Cette Elohi était une célébrité au sein même de sa race, pour peu que ce terme barbare ait le moindre sens quant il s'agissait de qualifier des entités angéliques créées par un pouvoir divin.
Elionne... "L'impétueuse" ; "La Fureur du Ciel" ; "L'Élue du Fort".
Combien de sobriquets avait-elle reçu de la part des si nombreux soldats qu'elle avait assisté à la bataille, brandissant sa lame bénie embrasée d'une flamme bleue comme l'océan de l'Ouest ?

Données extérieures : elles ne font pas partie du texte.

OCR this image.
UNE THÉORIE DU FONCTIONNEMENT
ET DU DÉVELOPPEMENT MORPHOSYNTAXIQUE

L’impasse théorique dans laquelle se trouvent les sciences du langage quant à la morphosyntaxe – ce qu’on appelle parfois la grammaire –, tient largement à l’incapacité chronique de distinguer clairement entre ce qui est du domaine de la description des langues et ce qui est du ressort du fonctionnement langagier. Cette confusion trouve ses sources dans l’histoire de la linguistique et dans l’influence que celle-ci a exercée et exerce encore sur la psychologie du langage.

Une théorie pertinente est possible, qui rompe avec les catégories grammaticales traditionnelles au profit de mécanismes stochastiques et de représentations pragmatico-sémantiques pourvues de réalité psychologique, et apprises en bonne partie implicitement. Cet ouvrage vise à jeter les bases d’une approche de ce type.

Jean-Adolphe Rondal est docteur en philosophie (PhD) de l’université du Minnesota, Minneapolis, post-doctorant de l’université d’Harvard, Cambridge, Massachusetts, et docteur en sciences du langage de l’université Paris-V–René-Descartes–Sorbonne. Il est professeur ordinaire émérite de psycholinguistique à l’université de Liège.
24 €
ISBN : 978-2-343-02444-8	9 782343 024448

Pas étonnant que...- Dois-je vous rappeler que vos pensées ne me sont en rien cachée, Haut ? dit-elle d'un ton glacial. Dois-je également vous rappeler que j'attends une réponse ? Pourquoi Arcadius n'est-il pas là ?
- Ma Dame, commença Iosk, l'ancien paladin Arcadius s'est rendu coupable d'un crime que même vous ne sauriez pardonner.
Elle s'était approché sans un son, sans même qu'il soit possible de la remarquer avant qu'il ne soit trop tard pour regretter le péché de lui avoir déplu. Sa voix, toujours chantante mélodieuse, portait avec elle la menace des brasiers divins.
- Ne présumez pas de ce qu'une enfant des Lumineux peut ou ne peut pas pardonner,
humain ! Cet hubris pourrait être terriblement préjudiciable à la suite de cette conversation ! Vous allez me répondre sans détour à présent : où est passé Arcadius ?!
- Nous l'ignorons ma Dame, répondit sincèrement Iosk. De nombreuses personnes à notre service sont à sa recherche. Il a commis un crime, comme je vous le disais. Nous ignorons tout de ses motifs, bien que j'ai mon idée. Je vous conjure de me croire, votre sainteté, s'il est retrouvé et que nous parvenons à le ramener vivant, il vous sera présenté sans délai.
- Vous ne m'avez toujours pas dit ce dont on accuse celui qui était le Héraut de Kladaren il y à encore à peine quelques mois... dit Elionne alors que ses yeux commençaient à briller du même reflet que les flammes de son épée lorsqu'elle la brandissait à la bataille.
- Je n'y suis pas autorisé, ma Dame. Une autorité supérieure me l'a interdit.
- Supérieure à une Elohi ? demanda-t-elle en plissant les yeux, signe évident de menace contenue.
- En effet, dit une voix provenant de derrière dans la pièce.
C'était une voix masculine, et pourtant infiniment semblable à la sienne.
Elionne se retourna, affichant une expression calme qui ne pouvait tromper son nouvel interlocuteur.
- Danael, le salua-t-elle, Est-ce à toi que je dois ces mystères ?
- Oui, répondit-il simplement. Et je confirme chaque mot ayant été prononcé par le prêtre ici-même. Ce qu'a fait ton protégé, quel que fut son motif, ne fera l'objet d'aucun pardon de ma part.
L'Elohi acheva sa phrase d'un bref coup du talon de sa lance embrasée d'une flamme blanche comme un soleil d'hiver sur le sol de la pièce. Le feu bleu glacé des yeux d'Elionne lui répondit, et une tension étrange se fit dans la pièce.
Elle ne répondit rien, se contentant de le regarder dans les yeux, une question muette étant formulée à cet instant. Danel la regarda sans faillir, avant de lui signifier qu'il n'avait pas de temps à perdre d'une simple pensée, impérieuse autant qu'incontestable. Avant de disparaître, l'Elohi favori de Fulgria lui accorda sa réponse.
- Arcadius a quitté la cité de la Corne Dorée, avait-il dit d'un ton glacial. Il se dirige vers les Abysses. Avec une relique de Phénix.